Numa manhã, os soldados chegaram ao seu mosteiro e afirmaram aos monges que os levariam para um café da manhã patrocinado pelos militares. Esta foi uma artimanha para facilitar a operação no final de setembro na qual as tropas militares multiplicaram as buscas em 18 mosteiros.
Os monges foram encarcerados em dependências sem banheiros ou janelas, onde o calor era insuportável, e foram obrigados a tirar as roupas várias vezes. ''Ficávamos de joelhos, com a cabeça contra o chão, como se fôssemos prisioneiros. Passamos dois dias assim antes que tirassem nossas roupas'', contou o monge, de 18 anos, que pediu anonimato.
''Nos agrediram várias vezes. Depois nos dividiram em grupos de dez e nos interrogaram um a um. Queriam saber se havíamos participado nas manifestações e quem era o líder em nosso monastério'', relatou o monge.
Segundo o monge, soldados budistas confessaram que estavam envergonhados. ''Alguns pediram desculpas e imploraram nosso perdão. Disseram que nos tratavam daquele jeito porque haviam recebido ordens dos superiores''.
''Alguns monges afirmaram que eles iriam para o inferno e alguns soldados começaram a chorar, porque sabiam que era verdade'', completou. Para obter a misericórdia, os soldados ofereceram água aos monges presos.

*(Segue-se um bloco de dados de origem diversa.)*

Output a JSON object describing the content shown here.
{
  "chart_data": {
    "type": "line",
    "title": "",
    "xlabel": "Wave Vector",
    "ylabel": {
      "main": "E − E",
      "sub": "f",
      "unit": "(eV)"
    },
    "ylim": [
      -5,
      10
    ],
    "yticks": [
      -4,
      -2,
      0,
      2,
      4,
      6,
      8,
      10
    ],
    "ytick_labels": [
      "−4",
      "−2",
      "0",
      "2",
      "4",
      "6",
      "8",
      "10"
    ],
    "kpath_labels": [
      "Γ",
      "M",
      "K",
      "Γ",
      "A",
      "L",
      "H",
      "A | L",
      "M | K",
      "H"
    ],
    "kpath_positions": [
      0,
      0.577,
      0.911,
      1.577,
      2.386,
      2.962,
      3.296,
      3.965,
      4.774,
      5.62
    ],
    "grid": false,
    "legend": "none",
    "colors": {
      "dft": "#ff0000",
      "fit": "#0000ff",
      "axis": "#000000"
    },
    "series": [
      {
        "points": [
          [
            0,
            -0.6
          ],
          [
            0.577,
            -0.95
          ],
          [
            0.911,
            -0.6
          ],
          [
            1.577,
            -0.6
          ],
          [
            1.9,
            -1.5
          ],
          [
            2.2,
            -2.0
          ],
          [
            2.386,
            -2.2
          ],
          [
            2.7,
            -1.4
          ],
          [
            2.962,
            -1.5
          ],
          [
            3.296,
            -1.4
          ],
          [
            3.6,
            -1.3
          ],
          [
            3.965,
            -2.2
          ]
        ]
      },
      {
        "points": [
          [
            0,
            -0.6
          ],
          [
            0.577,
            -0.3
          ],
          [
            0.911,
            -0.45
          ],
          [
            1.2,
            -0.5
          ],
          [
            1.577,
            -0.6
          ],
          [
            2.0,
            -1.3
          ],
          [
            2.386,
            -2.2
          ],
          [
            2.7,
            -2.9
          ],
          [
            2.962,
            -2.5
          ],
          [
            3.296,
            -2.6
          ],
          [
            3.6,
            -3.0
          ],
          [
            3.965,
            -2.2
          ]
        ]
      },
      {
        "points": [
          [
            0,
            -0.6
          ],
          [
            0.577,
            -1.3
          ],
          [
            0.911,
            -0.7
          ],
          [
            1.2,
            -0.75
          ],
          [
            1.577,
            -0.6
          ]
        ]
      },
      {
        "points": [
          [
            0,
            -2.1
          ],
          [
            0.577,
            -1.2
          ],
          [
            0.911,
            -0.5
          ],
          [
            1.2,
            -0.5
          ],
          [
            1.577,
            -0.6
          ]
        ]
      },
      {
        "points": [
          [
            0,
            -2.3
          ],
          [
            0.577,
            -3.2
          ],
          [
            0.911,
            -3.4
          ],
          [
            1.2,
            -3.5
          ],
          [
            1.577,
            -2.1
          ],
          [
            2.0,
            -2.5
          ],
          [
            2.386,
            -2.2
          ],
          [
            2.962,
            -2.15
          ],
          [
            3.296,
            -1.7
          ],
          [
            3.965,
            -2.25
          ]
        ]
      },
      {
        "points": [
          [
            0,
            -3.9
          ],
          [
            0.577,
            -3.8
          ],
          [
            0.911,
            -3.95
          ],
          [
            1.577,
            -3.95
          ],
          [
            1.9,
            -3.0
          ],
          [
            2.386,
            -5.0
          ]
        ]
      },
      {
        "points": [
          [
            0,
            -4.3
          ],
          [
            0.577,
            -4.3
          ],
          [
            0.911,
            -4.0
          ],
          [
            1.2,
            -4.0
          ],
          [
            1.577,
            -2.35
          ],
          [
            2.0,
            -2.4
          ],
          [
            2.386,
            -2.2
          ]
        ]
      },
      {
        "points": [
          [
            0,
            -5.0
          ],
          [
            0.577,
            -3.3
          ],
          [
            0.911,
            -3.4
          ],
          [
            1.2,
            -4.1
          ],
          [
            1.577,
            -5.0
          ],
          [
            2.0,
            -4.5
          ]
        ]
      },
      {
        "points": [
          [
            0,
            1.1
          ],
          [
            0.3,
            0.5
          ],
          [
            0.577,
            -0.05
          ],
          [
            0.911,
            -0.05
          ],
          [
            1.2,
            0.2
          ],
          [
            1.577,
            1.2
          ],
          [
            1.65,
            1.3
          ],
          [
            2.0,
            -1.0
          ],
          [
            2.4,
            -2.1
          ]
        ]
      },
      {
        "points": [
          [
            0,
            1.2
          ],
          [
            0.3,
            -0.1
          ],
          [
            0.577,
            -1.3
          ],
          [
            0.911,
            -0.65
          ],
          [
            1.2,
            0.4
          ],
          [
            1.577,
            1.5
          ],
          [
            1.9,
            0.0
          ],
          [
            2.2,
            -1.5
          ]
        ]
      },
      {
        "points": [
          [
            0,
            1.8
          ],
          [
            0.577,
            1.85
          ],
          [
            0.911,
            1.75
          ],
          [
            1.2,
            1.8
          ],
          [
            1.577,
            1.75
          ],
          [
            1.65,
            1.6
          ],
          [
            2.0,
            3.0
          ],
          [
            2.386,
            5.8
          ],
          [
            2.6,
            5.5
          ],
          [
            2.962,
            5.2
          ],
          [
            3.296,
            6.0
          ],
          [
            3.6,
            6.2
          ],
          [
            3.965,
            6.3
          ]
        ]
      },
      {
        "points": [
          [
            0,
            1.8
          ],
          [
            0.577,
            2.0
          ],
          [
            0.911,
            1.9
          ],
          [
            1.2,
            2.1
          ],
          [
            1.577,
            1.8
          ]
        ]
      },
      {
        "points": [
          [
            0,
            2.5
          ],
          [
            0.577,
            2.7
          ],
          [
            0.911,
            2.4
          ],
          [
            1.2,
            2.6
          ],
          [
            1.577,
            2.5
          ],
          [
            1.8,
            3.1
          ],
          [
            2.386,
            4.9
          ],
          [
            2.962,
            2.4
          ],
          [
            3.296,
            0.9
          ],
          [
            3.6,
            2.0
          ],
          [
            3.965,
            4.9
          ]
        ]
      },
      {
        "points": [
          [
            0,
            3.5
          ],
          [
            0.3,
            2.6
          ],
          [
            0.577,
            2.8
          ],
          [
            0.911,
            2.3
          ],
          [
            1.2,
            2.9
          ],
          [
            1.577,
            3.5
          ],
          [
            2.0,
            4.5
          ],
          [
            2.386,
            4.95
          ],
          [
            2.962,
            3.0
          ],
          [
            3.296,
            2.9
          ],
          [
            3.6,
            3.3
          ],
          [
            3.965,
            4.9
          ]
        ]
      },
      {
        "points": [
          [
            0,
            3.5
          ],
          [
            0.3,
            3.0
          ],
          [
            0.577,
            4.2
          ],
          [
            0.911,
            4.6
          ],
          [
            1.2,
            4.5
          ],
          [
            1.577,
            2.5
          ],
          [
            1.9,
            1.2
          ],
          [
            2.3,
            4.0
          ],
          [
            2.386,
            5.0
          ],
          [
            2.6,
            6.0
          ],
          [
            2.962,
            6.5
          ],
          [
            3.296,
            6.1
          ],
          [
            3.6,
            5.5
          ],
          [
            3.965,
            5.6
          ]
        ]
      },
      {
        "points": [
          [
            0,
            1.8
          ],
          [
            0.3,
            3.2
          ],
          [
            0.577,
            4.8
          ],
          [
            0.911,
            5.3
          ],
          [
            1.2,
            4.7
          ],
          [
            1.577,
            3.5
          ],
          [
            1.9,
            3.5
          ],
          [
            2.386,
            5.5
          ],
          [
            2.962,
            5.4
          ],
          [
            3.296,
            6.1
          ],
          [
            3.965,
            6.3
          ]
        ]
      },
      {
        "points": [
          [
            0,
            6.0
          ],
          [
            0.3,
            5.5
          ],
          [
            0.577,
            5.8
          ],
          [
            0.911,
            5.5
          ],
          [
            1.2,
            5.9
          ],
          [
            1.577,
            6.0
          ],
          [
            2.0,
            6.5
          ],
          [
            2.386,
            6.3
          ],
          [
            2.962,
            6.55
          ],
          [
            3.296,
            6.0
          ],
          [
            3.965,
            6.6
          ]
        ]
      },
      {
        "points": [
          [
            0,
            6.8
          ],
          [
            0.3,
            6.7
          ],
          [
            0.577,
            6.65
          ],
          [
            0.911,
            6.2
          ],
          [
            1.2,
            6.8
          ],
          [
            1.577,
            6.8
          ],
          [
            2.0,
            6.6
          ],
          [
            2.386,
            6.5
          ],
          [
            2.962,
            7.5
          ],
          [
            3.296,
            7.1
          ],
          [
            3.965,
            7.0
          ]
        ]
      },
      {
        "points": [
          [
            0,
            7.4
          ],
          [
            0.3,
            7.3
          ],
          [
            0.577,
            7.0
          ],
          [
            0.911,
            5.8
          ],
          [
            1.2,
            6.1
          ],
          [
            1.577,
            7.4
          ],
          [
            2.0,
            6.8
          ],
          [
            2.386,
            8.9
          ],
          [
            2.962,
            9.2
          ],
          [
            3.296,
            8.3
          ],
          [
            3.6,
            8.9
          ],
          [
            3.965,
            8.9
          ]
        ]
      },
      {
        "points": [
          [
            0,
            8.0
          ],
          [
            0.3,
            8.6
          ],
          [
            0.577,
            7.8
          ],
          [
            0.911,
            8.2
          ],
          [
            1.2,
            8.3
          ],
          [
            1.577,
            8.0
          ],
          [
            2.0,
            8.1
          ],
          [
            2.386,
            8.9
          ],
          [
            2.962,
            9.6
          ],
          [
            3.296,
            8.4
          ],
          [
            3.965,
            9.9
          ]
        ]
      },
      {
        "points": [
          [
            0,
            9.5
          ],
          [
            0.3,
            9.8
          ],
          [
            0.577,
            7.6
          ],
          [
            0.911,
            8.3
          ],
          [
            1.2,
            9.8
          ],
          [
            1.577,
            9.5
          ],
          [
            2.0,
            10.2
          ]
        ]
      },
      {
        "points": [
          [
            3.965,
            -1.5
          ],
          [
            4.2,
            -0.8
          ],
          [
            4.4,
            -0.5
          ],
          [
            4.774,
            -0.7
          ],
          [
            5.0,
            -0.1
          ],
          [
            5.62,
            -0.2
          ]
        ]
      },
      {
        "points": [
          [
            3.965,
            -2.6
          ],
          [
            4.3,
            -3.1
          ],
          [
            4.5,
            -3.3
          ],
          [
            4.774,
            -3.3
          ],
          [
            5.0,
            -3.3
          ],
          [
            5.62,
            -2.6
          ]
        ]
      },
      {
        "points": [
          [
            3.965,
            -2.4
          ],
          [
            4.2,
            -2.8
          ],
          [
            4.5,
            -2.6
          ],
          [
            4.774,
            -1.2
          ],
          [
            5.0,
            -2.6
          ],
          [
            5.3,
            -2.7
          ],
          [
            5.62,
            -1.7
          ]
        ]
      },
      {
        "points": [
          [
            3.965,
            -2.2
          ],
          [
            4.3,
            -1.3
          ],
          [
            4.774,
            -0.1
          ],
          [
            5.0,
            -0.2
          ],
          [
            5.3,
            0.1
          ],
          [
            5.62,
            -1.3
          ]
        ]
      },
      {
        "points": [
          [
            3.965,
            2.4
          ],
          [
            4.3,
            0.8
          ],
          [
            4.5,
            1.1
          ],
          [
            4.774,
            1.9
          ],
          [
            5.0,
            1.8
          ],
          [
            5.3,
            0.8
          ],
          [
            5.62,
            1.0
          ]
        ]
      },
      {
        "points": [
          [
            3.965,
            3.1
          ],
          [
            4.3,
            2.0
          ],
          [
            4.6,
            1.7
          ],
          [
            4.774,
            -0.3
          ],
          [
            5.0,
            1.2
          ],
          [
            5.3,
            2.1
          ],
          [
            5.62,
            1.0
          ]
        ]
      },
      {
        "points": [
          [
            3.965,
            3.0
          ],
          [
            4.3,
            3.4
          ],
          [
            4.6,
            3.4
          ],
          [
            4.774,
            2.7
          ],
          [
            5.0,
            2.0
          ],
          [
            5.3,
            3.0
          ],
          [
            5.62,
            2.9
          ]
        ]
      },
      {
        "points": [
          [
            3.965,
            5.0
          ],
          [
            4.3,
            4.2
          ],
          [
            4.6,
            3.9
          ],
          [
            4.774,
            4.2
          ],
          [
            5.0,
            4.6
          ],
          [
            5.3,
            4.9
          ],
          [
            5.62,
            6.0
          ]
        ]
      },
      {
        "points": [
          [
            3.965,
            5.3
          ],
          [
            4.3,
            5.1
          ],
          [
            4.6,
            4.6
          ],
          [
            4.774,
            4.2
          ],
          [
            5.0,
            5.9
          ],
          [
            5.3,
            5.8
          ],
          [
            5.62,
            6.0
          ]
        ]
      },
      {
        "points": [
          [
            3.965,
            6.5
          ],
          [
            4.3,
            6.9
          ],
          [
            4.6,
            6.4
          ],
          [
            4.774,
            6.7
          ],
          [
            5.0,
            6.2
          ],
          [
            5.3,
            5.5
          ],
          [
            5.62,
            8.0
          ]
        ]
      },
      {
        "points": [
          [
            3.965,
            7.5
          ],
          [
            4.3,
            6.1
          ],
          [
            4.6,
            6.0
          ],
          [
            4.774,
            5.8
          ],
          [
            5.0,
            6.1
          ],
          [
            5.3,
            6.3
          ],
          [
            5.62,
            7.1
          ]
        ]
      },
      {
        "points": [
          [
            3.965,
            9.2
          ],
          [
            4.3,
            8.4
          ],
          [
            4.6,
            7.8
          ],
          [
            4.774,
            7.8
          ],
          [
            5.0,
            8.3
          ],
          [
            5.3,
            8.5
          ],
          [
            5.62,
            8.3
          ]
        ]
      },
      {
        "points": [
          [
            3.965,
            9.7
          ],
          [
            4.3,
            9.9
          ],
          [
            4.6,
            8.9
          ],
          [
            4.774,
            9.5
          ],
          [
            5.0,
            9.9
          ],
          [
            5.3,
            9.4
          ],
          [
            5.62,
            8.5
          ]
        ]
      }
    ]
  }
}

O jovem reconheceu entre seus companheiros de cativeiro religiosos do mosteiro de Ngwekyaryan. Os mais resistentes eram violentamente agredidos. ''Alguns tinham ferimentos graves e os olhos inchados pela quantidade de golpes recebidos. Outros tinham ferimentos na cabeça e nos braços'', disse.
O jovem foi finalmente liberado ao lado de outros monges de seu mosteiro, depois que garantiram aos militares que não protestariam nunca mais. Antes de voltar para casa e recuperar a calma, garante que não sente ódio. ''Não tenho ira contra os soldados. Envio uma mensagem de amor para eles para que recuperem a paz um dia'', concluiu.
Reunião - Em Nova York, o Conselho de Segurança da ONU se reúne hoje para examinar projeto de condenação a Mianmar pela repressão ao movimento pró-democracia, apresentado por EUA, França e Grã-Bretanha, que precisa de unanimidade para ser aprovado, mas não é bem visto por China e Rússia.
Representantes dos 15 países membros se reunirão para analisar projeto que condena a repressão violenta e pede a libertação dos presos políticos, incluindo a líder de oposição e prêmio Nobel da Paz Aung San Suu Kyi.
Na Coréia do Sul, um protesto contra o governo militar de Mianmar foi realizado ontem em frente à embaixada do país em Seul. Participaram sul-coreanos, além de trabalhadores imigrantes birmaneses. Eles pediam a libertação dos prisioneiros políticos.